But it doesn't have to be this complex.
Here’s my simplified breakdown (written as I continue to learn myself):
1/ Large Language Models (LLM)
This is what most people picture when they think of AI, thanks to tools like ChatGPT, Claude, and Gemini. These are smart tools that read and write like people, capable of answering questions, writing summaries, or helping with email and code when prompted.
Simply put, given a question to answer or instructions, LLMs assemble a response by predicting the words to include in their response. It seems like magic, and in a way, it is. But ultimately, LLMs are sophisticated word prediction machines (a thought that might help you sleep better if you're worried about the robots taking over).
LLMs are the "brains" of AI. The big ones are trained on vast amounts of public internet data. But, crucially, they don’t know anything specific about your company’s customers, products, or internal data unless you connect them.
2/ Workflows and Automation
Think of a workflow as a step-by-step checklist for a repeatable task, such as filing a claim, onboarding a new customer, or handling a support case. These processes involve multiple steps done the same way, repeatedly. Software tools like HubSpot, Salesforce, or ServiceNow usually sequence these workflow steps.
You can even build custom workflows using "no code" tools like Airtable or Monday, replacing the hand-coded (Java, C++, C#, etc.) internal applications I used to build 25 years ago when I graduated from college.

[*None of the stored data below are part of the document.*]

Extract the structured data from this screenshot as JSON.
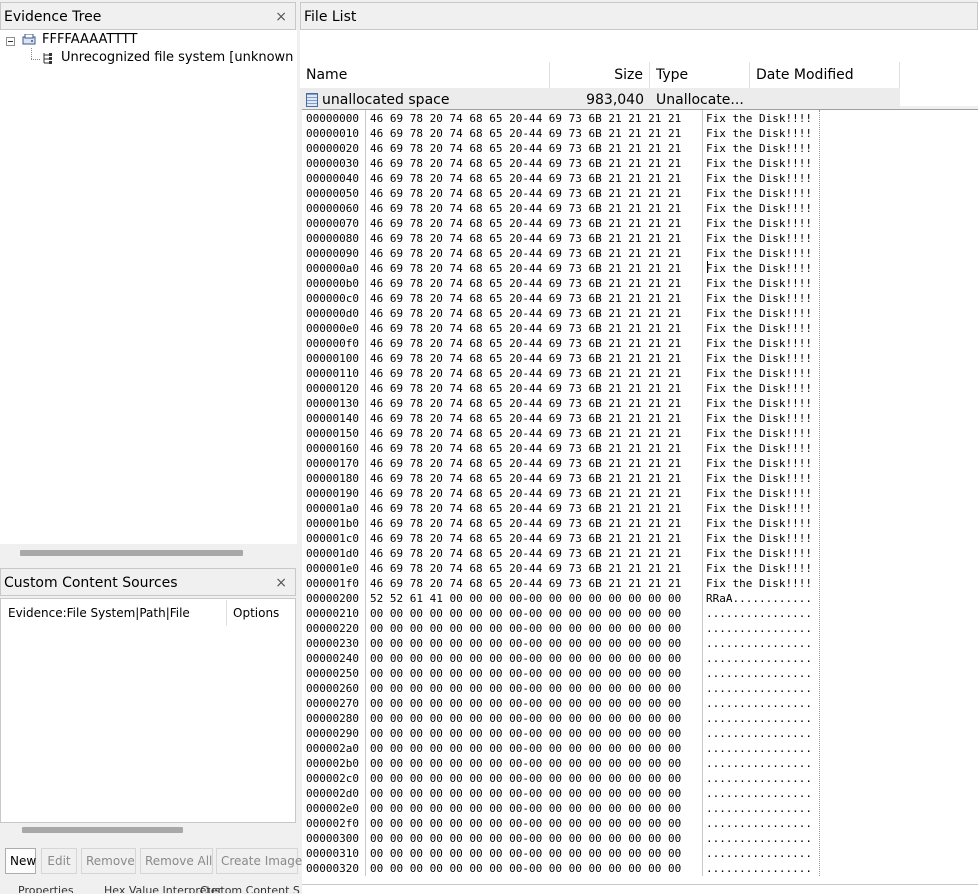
{
  "evidence_tree": {
    "title": "Evidence Tree",
    "close_glyph": "×",
    "root_label": "FFFFAAAATTTT",
    "child_label": "Unrecognized file system [unknown"
  },
  "custom_content": {
    "title": "Custom Content Sources",
    "close_glyph": "×",
    "col_path": "Evidence:File System|Path|File",
    "col_options": "Options",
    "buttons": {
      "new": "New",
      "edit": "Edit",
      "remove": "Remove",
      "remove_all": "Remove All",
      "create_image": "Create Image"
    }
  },
  "bottom_tabs": [
    "Properties",
    "Hex Value Interpreter",
    "Custom Content Sources"
  ],
  "file_list": {
    "title": "File List",
    "columns": {
      "name": "Name",
      "size": "Size",
      "type": "Type",
      "date": "Date Modified"
    },
    "rows": [
      {
        "name": "unallocated space",
        "size": "983,040",
        "type": "Unallocate...",
        "date": ""
      }
    ]
  },
  "hex": {
    "fix_bytes": "46 69 78 20 74 68 65 20-44 69 73 6B 21 21 21 21",
    "fix_ascii": "Fix the Disk!!!!",
    "zero_bytes": "00 00 00 00 00 00 00 00-00 00 00 00 00 00 00 00",
    "zero_ascii": "................",
    "rraa_bytes": "52 52 61 41 00 00 00 00-00 00 00 00 00 00 00 00",
    "rraa_ascii": "RRaA............",
    "offsets": [
      "00000000",
      "00000010",
      "00000020",
      "00000030",
      "00000040",
      "00000050",
      "00000060",
      "00000070",
      "00000080",
      "00000090",
      "000000a0",
      "000000b0",
      "000000c0",
      "000000d0",
      "000000e0",
      "000000f0",
      "00000100",
      "00000110",
      "00000120",
      "00000130",
      "00000140",
      "00000150",
      "00000160",
      "00000170",
      "00000180",
      "00000190",
      "000001a0",
      "000001b0",
      "000001c0",
      "000001d0",
      "000001e0",
      "000001f0",
      "00000200",
      "00000210",
      "00000220",
      "00000230",
      "00000240",
      "00000250",
      "00000260",
      "00000270",
      "00000280",
      "00000290",
      "000002a0",
      "000002b0",
      "000002c0",
      "000002d0",
      "000002e0",
      "000002f0",
      "00000300",
      "00000310",
      "00000320"
    ]
  }
}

To make different software solutions work together, platforms like Zapier, Workato, Tray.ai, and Microsoft Power Automate come in. These workflow, or “orchestration” platforms, connect to various software via APIs. They capture data, process it (even interacting with an LLM for tasks previously requiring human intervention), and send outputs to the next system. We used to hand-code much of this software integration stuff, too.
3/ AI Agents
An agent does something on behalf of someone else. A travel agent, for instance, plans a trip on your behalf by following a standard process: gathering your preferences, researching lodging and flights, drafting an itinerary, gathering feedback, booking reservations, and communicating the details.
AI agents are like little digital helpers. Give them a specific task within a larger process, and they can either complete it or provide assistance. They can connect to external systems, utilize LLMs for human-like intelligence, and integrate results back into the workflow.
If you're planning a single-family vacation, ChatGPT might suffice. But if you have to do these tasks over and over, like a travel agent does for all their clients, you would need a swarm of AI agents to automate repetitive tasks.
Consider training an intern (or an AI agent) to file an auto insurance claim: they'd need to verify identity, look up account info, check premium payments, gather loss details, determine coverage, recommend next steps, find a repair contractor, and schedule repairs.
You can see how AI agents could automate many individual tasks within this claims process, with the workflow stitching it all together.
This same approach applies to any business process — onboarding customers, managing executive sponsor changes, or handling upsell opportunities.
4/ Workflows vs. Agents
When I asked ChatGPT about the difference between agents and workflows, it supported my understanding:
AI agents are best viewed as components of a workflow, not full workflows themselves. They perform individual, intelligent tasks — and workflows organize how those tasks are sequenced and connected.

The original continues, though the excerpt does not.